Music ex Machina: Do Recommender Systems Homogenize Music? (Job Market Paper)

Recommendation systems are the driving force behind many of the suggested products we see online, from retail purchases to video and music streaming. While a lot of research examines how these algorithms impact pricing and consumption, not much looks at how they influence the actual product design and characteristics.

In my job market paper, I investigate whether music recommendation engines like Spotify’s encourage more homogeneous, similar-sounding songs as artists try to cater to the algorithm’s preferences rather than diverse listener tastes.

Using a structural model analyzing interactions between consumers, the recommendation system, and forward-thinking music producers, I leverage data from Spotify to estimate the effects of their recommendation engine on song traits like length, danceability, and acousticness.

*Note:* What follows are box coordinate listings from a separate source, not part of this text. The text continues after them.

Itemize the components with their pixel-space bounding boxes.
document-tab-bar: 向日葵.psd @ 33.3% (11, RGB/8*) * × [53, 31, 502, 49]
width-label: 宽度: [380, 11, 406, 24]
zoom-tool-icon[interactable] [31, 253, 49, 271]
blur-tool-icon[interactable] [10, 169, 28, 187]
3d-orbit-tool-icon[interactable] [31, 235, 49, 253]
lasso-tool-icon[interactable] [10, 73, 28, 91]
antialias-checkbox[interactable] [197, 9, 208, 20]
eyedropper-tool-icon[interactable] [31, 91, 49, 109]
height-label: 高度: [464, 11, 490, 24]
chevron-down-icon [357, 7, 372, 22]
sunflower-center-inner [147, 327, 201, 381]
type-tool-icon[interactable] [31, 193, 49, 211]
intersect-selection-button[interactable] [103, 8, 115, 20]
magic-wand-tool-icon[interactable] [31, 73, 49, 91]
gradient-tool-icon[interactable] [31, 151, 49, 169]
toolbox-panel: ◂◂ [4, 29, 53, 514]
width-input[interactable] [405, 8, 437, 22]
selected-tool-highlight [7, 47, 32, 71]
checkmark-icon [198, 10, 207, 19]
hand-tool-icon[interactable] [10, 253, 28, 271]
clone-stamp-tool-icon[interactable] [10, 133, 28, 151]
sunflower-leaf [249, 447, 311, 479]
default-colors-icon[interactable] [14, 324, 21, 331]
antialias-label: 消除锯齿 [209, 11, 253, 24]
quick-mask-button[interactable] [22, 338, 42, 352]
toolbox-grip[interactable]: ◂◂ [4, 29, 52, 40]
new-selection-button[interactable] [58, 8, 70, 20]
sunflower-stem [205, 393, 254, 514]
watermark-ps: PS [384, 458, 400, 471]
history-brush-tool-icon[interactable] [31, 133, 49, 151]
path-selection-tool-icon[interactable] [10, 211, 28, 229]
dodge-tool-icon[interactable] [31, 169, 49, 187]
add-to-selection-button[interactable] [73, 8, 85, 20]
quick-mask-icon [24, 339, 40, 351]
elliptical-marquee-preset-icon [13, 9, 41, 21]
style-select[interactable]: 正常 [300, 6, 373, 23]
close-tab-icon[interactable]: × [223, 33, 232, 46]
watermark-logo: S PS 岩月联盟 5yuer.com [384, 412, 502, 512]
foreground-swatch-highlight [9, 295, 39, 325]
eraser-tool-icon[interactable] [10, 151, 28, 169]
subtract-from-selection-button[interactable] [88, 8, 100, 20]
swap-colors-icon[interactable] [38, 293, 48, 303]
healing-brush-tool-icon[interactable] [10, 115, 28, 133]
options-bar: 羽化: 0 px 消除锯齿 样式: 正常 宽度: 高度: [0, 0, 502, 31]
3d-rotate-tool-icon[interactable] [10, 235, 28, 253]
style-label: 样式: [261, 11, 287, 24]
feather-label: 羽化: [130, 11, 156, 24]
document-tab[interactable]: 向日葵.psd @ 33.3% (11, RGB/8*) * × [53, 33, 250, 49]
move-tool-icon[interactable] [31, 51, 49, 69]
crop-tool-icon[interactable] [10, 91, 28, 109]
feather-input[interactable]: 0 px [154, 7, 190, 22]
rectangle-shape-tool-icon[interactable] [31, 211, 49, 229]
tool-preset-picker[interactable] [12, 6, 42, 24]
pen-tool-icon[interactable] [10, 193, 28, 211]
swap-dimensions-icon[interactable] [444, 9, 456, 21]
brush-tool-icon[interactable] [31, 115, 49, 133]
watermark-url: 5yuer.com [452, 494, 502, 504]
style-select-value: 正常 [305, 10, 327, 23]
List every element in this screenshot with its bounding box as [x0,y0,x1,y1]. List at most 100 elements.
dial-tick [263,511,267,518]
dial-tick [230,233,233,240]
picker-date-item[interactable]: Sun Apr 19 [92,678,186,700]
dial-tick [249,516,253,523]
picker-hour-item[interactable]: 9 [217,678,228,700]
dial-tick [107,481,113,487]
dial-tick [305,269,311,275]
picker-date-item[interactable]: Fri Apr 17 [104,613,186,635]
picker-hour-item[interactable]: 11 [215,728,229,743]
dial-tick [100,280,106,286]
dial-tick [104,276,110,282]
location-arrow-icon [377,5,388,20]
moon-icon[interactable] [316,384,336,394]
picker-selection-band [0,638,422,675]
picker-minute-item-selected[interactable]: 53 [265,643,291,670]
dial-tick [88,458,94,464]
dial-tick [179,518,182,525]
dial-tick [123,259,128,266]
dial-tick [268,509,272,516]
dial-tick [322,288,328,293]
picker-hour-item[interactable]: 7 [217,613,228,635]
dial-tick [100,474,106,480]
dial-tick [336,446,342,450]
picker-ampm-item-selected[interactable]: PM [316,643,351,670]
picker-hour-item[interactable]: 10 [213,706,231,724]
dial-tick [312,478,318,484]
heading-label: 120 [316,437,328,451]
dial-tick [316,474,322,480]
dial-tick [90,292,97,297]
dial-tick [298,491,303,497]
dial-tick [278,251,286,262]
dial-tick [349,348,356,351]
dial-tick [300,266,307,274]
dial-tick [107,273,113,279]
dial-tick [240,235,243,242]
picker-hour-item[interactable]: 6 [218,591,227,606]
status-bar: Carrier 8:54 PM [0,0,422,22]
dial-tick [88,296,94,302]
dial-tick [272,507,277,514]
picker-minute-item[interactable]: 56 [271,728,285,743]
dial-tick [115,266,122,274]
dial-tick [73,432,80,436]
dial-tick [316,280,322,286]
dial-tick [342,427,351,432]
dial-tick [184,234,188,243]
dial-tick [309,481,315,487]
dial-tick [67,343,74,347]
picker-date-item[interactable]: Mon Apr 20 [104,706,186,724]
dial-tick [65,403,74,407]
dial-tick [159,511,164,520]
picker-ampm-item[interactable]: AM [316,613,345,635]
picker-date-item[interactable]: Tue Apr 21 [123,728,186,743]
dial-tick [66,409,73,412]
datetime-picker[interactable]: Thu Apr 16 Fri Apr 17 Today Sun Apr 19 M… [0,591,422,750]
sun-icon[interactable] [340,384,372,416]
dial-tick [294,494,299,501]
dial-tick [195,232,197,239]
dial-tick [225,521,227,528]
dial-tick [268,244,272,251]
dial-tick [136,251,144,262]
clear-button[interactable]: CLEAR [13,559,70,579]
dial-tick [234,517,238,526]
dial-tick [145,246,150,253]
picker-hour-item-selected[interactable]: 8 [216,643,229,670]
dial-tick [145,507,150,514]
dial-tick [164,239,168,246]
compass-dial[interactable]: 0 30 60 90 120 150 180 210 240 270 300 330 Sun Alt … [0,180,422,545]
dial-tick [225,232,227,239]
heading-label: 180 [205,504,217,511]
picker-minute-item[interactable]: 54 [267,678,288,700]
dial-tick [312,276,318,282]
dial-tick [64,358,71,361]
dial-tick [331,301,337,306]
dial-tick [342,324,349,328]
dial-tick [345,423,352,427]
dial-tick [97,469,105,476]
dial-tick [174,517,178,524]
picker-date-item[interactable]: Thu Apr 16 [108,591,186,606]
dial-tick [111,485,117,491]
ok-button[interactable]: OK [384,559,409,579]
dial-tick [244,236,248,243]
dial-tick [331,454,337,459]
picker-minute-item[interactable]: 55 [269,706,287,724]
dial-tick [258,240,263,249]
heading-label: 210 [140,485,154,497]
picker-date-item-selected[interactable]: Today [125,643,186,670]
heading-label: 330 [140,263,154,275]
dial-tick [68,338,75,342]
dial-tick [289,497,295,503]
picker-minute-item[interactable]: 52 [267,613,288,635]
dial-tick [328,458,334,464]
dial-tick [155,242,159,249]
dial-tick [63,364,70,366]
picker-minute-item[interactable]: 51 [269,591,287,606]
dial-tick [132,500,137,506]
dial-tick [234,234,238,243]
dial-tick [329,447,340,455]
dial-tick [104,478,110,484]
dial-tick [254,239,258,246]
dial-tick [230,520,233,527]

Some early findings: Consumers gravitate towards newer, more danceable tracks, with premium subscribers less likely to skip songs. Interestingly, song length doesn’t seem to significantly sway listeners. However, Spotify does appear to promote shorter, more acoustic songs through its recommendations.

This hints that artists may feel compelled to make their music briefer and more mellow to please the recommendation algorithm, even if consumers don’t particularly favor those attributes. My ongoing supply-side analysis aims to quantify this potential for reduced variety in music creation.